On the other, Republicans swept to power in November in the House of Representatives are demanding deep federal spending cuts, partly to address the budget deficit problem and partly to undermine the Dodd-Frank reforms that they opposed.

The SEC is scrutinizing stock-offering rules, Schapiro said, following the news that Goldman Sachs planned a special investment vehicle for clients to invest in Facebook, the red-hot online social network company.

Goldman last month said it would limit its private placement of Facebook shares to investors outside the United States, citing intense media coverage.

In addition, Schapiro said the agency is working on reforms in response to the May 6 flash crash, when U.S. stock markets plunged about 700 points before staging a partial recovery, raising questions about computerized high-frequency trading.

All of these tasks - all of these confidence-enhancing measures - require resources, Schapiro told the conference hosted by the Practising Law Institute.

Because Congress has not approved a new budget, the government is running under a stop-gap measure.

That is imposing a strain that is already having an impact on our core mission - separate and apart from the new responsibilities that Congress gave us to regulate derivatives, hedge fund advisers and credit rating agencies, she said.

Keith Davis, principal and research analyst at Farr, Miller & Washington, said the agency's new responsibilities necessitate funds, despite black marks like the SEC's failure to stop Bernard Madoff's estimated $65 billion Ponzi scheme.

The fact that they're already underfunded and consistently miss things like Madoff and others suggest that more resources should probably be devoted to them, Davis said.

Then again, a good chunk of additional funds is going to issues such as consumer protection and pay reform, which distracts the SEC from its core business, said Gary Townsend, chief executive of Hill-Townsend Capital, in Chevy Chase, Maryland.

If we are forcing regulators to utilize resources on things that are not as important as safety and soundness and the safety of markets, then we're wasting taxpayers' money.

More details on the Republican fiscal hawks' goals may come soon. House Republicans are expected next week, likely on Thursday, to unveil specific proposals for funding the SEC and the Commodity Futures Trading Commission.

DODD-FRANK TARGETED

The Volcker rule aimed at curbing risky bank trading and new limits on the derivatives market are being targeted for review by House of Representatives Republicans, according to a draft oversight plan obtained this week.

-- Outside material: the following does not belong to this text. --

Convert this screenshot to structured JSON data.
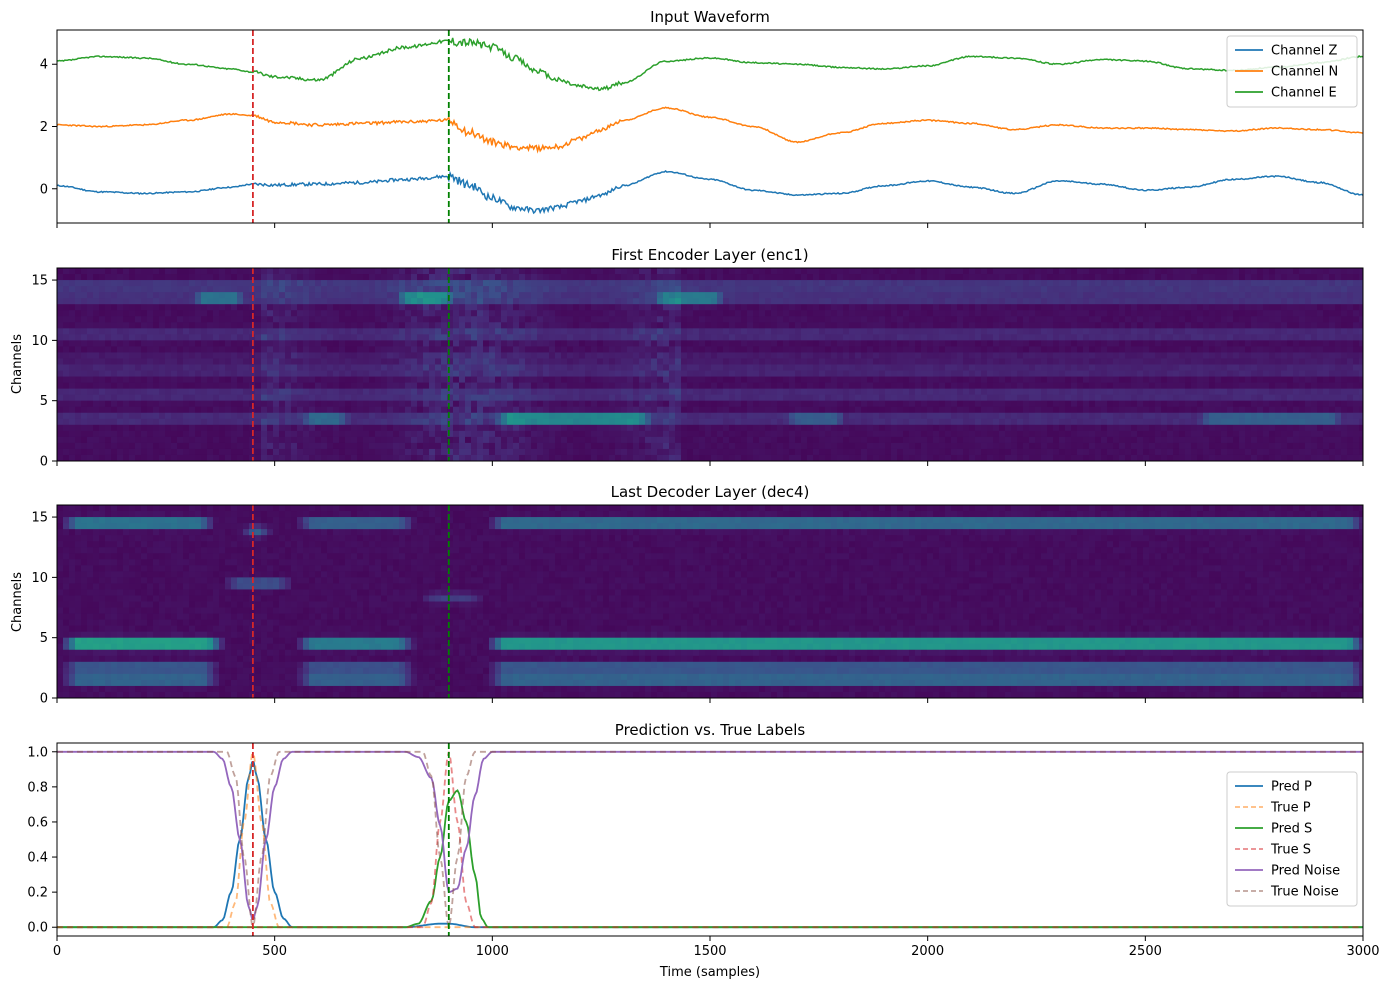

The SEC's budget will also be examined, the document showed, by the House Financial Services Committee, which is now chaired by Representative Spencer Bachus.

House Capital Markets Subcommittee Chairman Scott Garrett told Reuters last week that budget restraint is just one way Republicans are trying to throttle parts of Dodd-Frank.

Unlike the Federal Deposit Insurance Corp and the Federal Reserve, both important regulators, the SEC has to ask Congress each year for its budget. The FDIC and the Fed pay for their own operations through fees they assess.

The SEC assesses fees, too, totaling more than enough to cover its budget. But the commission's fee income goes into the general revenue coffers.

Congress must adequately fund the SEC or let the agency fund itself, SEC Commissioner Elisse Walter, a Democrat, said at the conference. Cutting or freezing the commission's budget ... especially when the SEC generates enough revenue through transaction and registration fees to fund itself, puts markets and investors at risk, she said.

Thomas Sporkin, chief of the SEC's Office of Market Intelligence, did note, however, that the agency is already reaping enforcement benefits from the reform law, which gives whistleblowers a payout for tips that yield penalties.

The number of high value tips on fraud and other violations of securities law numbered about two dozen a year before the law. Since July, the agency has been receiving about one a day, Sporkin said at the annual conference.

Commissioner Luis Aguilar called for stiffer sanctions against companies that violate securities laws and suggested the agency consider forcing defendants to admit wrongdoing in settlements.